Silk Road Headlines_7th September, 2018
On this day five years ago, at 10:30 am on September 7, 2013, President Xi Jinping entered the conference hall of Nazarbayev University in Kazakhstan and addressed the students assembled there. In his speech, which was titled ‘Promote people-to-people friendship and create a better future’, Xi proposed to build a transport corridor between the Pacific and the Baltic Sea. He called this project the Silk Road Economic Belt. The event attracted little attention at the time, but in the subsequent years BRI, as Xi’s plan is now known, expanded in scope and became one of the most-debated aspects of China’s foreign policy.
Currently, international attention is often focused on the loans that China provides to developing countries to enable the large infrastructure works that are at the heart of BRI. Many commentators, especially in the West, have asked whether such countries can bear the resulting debts, and whether China might now or at a later time use them as an instrument to expand its power. As Philip Bowring writes, these ‘criticisms are becoming more specific. Mahathir Mohamad, lately reinstalled as prime minister of Malaysia … warned of the dangers of a “new colonialism.” His experience and age, and that he was on an official visit to China, gave special weight to his words’ [Rethinking Belt-And-Road Debt].
Should political leaders in non-Western countries reject BRI due to concerns that China deliberately creates and exploits large-scale indebtedness, then this would weaken the legitimacy not only of BRI but also of China’s role as a global power. China’s leadership seems to be aware of this risk. On August 27, Xi Jinping gave a speech at a seminar to commemorate the fifth anniversary of BRI. This time the event took place not in a foreign country but in Beijing, and was attended by China’s political and business leaders.
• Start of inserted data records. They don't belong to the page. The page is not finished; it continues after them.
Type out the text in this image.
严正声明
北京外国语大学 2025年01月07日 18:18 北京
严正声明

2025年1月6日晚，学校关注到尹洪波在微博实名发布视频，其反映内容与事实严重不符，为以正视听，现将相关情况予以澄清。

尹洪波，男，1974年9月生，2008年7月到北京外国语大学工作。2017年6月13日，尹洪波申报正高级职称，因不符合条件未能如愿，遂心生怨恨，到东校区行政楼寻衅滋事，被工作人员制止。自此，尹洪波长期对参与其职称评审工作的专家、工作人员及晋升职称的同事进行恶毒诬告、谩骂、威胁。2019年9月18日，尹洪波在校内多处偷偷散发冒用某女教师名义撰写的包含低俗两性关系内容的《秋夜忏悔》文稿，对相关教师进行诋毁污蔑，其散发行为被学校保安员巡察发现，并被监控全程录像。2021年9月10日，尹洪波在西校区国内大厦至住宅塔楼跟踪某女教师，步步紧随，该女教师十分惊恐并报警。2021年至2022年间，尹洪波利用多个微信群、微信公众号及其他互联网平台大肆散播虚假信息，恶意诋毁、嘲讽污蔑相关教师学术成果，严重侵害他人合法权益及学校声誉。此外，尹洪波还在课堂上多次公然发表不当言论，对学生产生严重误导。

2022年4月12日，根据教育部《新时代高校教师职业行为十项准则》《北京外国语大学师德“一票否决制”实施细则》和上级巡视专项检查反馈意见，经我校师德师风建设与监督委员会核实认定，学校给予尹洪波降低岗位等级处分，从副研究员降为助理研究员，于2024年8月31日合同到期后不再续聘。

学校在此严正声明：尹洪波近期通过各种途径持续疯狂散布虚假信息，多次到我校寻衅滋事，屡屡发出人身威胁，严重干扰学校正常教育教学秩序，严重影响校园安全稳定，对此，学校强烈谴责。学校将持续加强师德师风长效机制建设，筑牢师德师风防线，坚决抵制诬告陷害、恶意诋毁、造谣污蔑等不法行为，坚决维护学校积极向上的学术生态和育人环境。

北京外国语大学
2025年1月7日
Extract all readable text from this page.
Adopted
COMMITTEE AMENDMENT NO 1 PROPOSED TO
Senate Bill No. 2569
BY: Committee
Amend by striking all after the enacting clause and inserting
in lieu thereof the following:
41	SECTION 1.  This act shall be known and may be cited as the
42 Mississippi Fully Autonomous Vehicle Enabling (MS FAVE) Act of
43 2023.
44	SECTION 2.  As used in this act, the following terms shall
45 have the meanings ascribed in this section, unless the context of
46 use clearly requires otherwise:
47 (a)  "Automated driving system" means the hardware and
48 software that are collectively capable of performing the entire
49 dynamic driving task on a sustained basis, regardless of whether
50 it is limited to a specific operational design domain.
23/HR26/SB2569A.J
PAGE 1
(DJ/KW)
Apparently aiming to make BRI projects more attractive and less financially risky, Xi talked about the need for ‘high quality development’ and he ‘ordered authorities to regulate investment activities and pay high attention to forestalling risks overseas’ [Xi pledges to bring benefits to people through Belt and Road Initiative]. Although resistance to BRI has increased, China is learning and adjusting.